A AGULHA DO REAL NAS MÃOS DA FANTASIA

Curioso é o fato de me vir à mente, o pensamento na agulha. Isso mesmo, a agulha. Aquela que, apesar dos muitos milênios e de todas as transformações tecnológicas, ainda é utilizada em larga escala pela humanidade, nas mais diversificadas aplicações, tanto no âmbito Doméstico, quanto no industrial.

Várias são as versões sobre a origem da agulha, havendo quem atribui a sua criação à era paleolítica, quando se costuravam vestimentas feitas de peles de animais, utilizando-se dela, à época, feita de ossos.

Contam-se que a primeira agulha de ferro surgiu na idade média e que foi no século XVIII que ela teve a sua utilização ampliada, com a invenção da máquina de costura.

São muitas as suas aplicações, quer sejam por mãos humanas ou por máquinas e equipamentos. Com ela é possível fazer consertos em roupas, fabricar vestuários os mais diversos, fabricar calçados sociais e esportivos, bolas, colchões, estofados, aplicar injeções, alucinógenos, anestesias, fazer suturas e outras tantas possibilidades de uso.

Por outro ângulo a agulha representa algo inflexível, ferrenho, incômodo, que fura, que perfura, que invade, que ultrapassa, que fere, que é implacável e também algo com o que se alinhavam conchavos.

A agulha é rígida, fria, indiferente, não se dobra, não faz concessões e logo ao tocar no seu contato, já vai mostrando toda a sua propensão ofensiva.

Da realidade para a ficção, como entoado na música de Gilberto Gil intitulada “A linha e o linho”, é possível vislumbres irreais, fantasiosos, quando se depara com a estrofe: “...a agulha do real nas mãos da fantasia...”.

Neste contexto a agulha já não se afigura mais como nas descrições acima. Ela passa a ser apenas uma fonte de inspiração para que, utilizando-se de abstrações possam-se tecer cenários imaginários, fantasiosos.

Nas mãos da fantasia a agulha do real não fere, não agride, é maleável, faz o papel da linha e como esta, entranha-se nas tramas transfigurando-se e se confundindo com o linho ao qual se une. Passa um a se incorporar ao outro de modo que se tornam indistinguíveis, não havendo mais como afirmar que não sejam apenas um.

Nesta ficção não há a figura do ativo e do passivo, pois ambos se buscam ao mesmo tempo e no mesmo instante se encontram e se fundem. Não há traumas, não há invasão, não há rancor, não há o que querer, pois tudo o que se almejava agora já se consumou.
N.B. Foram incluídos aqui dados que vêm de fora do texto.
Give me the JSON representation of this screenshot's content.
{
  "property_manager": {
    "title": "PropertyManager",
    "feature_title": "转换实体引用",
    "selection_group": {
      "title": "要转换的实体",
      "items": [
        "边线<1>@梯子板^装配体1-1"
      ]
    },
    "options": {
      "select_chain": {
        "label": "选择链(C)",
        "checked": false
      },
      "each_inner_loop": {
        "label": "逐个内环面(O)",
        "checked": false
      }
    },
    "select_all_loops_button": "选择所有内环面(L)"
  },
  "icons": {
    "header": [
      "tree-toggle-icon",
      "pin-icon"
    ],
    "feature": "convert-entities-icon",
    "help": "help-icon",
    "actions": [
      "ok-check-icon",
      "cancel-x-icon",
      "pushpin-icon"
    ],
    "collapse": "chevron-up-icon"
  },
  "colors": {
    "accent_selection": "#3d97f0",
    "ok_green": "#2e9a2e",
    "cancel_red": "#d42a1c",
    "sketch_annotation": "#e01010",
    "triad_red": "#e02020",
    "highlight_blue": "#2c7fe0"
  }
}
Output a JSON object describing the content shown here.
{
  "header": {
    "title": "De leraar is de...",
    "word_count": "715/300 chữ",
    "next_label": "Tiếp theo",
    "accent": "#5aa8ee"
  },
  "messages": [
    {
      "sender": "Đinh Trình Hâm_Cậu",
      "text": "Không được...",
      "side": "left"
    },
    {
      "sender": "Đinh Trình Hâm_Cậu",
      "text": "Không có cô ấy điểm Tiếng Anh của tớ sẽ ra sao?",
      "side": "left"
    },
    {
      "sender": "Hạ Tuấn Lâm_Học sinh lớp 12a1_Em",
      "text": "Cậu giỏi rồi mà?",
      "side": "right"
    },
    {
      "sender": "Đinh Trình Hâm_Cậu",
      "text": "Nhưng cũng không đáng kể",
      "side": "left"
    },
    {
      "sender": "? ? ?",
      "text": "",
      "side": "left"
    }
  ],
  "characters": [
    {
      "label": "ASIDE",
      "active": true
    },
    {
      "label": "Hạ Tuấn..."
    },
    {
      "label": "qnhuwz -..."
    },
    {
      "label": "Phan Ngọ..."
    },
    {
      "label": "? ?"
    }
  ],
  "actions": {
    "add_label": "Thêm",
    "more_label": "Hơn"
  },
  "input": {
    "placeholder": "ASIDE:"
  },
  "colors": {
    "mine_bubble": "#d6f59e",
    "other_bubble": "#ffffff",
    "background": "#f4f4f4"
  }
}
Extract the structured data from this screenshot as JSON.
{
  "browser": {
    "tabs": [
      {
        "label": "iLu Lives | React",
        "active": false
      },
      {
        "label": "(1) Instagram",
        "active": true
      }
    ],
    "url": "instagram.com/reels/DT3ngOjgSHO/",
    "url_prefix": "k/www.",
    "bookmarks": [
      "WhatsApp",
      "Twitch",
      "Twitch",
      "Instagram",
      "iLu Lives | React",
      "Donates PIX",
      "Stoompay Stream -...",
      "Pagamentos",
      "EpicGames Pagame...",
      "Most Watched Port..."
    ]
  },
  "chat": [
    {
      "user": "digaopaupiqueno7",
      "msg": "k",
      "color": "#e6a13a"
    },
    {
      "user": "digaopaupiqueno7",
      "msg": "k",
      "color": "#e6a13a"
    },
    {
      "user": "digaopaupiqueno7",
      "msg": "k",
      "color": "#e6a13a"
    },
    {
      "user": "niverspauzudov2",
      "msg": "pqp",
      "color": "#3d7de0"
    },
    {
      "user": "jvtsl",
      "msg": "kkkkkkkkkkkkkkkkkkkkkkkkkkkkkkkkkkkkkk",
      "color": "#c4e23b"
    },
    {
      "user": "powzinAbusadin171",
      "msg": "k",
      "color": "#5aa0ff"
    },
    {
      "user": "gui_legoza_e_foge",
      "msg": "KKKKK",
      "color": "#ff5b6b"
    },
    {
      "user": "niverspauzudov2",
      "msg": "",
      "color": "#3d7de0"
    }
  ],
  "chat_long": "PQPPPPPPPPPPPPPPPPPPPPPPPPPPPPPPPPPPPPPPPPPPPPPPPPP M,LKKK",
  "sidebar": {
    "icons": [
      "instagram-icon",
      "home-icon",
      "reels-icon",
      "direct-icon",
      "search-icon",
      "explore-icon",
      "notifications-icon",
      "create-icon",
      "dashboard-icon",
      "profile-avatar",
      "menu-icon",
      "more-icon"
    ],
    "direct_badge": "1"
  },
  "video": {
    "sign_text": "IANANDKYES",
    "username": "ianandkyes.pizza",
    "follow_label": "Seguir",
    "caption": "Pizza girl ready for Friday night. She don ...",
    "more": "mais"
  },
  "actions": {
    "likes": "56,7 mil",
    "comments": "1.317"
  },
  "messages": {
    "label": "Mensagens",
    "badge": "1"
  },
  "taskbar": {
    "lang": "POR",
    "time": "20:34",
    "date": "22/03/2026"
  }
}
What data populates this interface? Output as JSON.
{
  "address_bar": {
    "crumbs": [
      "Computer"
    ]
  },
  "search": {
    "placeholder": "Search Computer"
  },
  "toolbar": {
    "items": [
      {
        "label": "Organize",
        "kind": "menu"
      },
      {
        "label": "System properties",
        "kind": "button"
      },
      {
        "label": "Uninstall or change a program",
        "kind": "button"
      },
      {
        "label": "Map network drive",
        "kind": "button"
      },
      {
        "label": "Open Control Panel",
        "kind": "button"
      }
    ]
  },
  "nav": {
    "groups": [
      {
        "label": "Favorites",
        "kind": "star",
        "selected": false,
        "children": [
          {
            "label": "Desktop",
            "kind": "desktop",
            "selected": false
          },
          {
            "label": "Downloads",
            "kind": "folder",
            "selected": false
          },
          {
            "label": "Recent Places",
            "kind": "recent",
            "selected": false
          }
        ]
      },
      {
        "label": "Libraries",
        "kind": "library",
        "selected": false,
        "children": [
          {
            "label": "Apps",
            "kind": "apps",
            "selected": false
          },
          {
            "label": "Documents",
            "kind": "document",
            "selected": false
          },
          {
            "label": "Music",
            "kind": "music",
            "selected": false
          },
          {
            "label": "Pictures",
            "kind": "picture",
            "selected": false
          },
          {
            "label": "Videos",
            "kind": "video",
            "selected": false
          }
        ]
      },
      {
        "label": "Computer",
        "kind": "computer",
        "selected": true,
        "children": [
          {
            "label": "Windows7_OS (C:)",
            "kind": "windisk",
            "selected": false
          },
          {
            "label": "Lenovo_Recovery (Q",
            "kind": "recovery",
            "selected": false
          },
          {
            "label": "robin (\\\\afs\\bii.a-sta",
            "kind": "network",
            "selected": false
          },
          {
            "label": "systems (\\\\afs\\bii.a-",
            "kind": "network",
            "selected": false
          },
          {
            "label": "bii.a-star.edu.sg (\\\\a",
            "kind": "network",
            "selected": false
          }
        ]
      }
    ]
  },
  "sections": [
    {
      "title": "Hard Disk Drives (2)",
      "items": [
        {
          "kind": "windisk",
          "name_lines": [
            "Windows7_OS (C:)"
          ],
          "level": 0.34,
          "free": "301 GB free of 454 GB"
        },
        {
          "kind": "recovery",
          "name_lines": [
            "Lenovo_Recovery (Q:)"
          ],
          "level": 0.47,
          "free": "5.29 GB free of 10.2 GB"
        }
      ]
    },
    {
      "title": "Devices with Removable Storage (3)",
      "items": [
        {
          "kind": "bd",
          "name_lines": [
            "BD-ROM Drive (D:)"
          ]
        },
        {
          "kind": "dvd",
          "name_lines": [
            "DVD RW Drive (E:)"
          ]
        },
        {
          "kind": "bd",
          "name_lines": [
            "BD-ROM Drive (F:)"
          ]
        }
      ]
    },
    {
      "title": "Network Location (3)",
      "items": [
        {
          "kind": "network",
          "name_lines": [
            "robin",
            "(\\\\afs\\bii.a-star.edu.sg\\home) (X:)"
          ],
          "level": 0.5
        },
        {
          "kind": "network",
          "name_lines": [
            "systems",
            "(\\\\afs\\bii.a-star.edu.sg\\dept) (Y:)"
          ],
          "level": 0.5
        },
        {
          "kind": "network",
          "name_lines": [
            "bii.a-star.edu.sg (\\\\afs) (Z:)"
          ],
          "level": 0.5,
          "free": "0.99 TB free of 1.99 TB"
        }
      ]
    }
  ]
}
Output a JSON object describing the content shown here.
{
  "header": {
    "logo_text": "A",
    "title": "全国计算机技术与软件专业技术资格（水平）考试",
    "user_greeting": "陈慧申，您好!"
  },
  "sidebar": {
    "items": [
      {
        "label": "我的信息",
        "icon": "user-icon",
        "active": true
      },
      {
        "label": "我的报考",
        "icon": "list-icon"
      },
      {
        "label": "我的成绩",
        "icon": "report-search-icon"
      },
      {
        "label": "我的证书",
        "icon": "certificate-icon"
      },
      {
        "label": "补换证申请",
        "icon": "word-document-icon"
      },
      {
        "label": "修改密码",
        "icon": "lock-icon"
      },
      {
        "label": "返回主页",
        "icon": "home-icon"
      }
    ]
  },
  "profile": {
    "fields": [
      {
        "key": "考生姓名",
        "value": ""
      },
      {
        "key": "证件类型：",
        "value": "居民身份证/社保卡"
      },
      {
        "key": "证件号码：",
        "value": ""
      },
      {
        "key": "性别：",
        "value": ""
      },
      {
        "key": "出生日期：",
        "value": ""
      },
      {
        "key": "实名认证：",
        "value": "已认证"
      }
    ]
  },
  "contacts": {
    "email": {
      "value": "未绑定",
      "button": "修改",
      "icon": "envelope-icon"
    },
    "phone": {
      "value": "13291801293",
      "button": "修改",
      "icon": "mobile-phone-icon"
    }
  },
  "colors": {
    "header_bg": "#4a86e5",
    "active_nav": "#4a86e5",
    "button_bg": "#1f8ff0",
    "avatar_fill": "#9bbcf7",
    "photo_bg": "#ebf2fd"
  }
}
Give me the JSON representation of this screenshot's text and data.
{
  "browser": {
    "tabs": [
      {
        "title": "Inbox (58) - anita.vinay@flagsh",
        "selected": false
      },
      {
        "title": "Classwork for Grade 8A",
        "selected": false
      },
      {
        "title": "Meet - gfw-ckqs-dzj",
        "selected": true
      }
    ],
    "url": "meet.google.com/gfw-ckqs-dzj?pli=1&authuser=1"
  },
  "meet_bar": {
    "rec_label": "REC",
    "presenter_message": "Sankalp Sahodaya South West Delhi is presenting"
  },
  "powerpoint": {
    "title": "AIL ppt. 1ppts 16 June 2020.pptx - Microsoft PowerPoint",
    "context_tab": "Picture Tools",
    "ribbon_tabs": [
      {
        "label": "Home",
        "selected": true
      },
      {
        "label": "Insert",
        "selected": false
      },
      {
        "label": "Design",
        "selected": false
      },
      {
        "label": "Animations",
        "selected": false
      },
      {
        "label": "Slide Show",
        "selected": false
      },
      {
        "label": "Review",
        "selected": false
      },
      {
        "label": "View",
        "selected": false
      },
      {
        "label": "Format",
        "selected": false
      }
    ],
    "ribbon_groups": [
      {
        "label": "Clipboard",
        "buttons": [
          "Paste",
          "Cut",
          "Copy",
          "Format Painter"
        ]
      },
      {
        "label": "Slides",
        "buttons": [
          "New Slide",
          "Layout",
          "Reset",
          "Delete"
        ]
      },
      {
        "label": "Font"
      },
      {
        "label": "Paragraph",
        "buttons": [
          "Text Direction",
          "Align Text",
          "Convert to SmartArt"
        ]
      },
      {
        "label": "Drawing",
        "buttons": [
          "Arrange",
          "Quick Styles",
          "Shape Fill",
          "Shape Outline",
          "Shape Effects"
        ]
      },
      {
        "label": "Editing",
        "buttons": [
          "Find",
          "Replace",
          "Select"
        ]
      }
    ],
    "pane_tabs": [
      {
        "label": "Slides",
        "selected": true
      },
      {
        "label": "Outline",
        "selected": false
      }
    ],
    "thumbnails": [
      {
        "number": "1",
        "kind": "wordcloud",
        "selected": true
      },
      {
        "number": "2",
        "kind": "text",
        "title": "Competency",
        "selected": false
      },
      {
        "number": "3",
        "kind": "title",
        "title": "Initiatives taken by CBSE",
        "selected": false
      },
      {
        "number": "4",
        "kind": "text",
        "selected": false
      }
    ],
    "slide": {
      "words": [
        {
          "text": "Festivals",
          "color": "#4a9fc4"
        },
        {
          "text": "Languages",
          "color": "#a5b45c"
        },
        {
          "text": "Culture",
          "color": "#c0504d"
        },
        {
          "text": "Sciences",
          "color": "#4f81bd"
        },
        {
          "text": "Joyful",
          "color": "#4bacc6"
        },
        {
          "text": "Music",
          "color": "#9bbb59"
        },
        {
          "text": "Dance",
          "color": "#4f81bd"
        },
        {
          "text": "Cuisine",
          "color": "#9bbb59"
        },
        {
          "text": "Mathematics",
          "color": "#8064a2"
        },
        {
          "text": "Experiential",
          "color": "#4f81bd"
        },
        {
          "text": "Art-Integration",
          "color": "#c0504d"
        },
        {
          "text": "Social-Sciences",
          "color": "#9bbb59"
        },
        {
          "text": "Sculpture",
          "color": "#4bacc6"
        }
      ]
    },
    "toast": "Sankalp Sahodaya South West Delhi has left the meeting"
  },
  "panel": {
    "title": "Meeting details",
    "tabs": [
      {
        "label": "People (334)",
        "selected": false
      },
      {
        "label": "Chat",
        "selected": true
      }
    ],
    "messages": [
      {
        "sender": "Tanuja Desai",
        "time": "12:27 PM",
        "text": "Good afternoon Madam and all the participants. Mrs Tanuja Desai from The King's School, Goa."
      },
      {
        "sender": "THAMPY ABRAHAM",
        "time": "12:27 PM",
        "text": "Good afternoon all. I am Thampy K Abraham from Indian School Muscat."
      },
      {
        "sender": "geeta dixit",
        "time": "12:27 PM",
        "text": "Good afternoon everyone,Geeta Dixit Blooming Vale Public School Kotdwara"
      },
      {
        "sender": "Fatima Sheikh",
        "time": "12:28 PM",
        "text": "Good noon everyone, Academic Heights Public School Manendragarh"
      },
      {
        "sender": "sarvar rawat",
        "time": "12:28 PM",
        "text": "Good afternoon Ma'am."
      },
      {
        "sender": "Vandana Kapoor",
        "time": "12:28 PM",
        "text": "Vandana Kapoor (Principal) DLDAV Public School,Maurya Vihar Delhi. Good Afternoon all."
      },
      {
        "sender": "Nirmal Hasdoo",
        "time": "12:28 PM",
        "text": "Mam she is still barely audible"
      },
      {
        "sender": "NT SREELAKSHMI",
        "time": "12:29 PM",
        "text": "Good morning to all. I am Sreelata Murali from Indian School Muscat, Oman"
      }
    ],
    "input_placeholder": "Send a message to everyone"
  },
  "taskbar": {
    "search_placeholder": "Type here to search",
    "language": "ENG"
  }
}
É como se nada mais existisse, como se todo o universo estivesse presente naquele conteúdo e este fosse o próprio universo. Nenhum desejo, nenhuma vontade, nenhuma carência, nenhum querer.

Nas mãos da fantasia a agulha do real torna o sonho realidade, o imaginário ganha vida, não há tristeza, só alegria, tudo é possível, tudo é imaginariamente possível.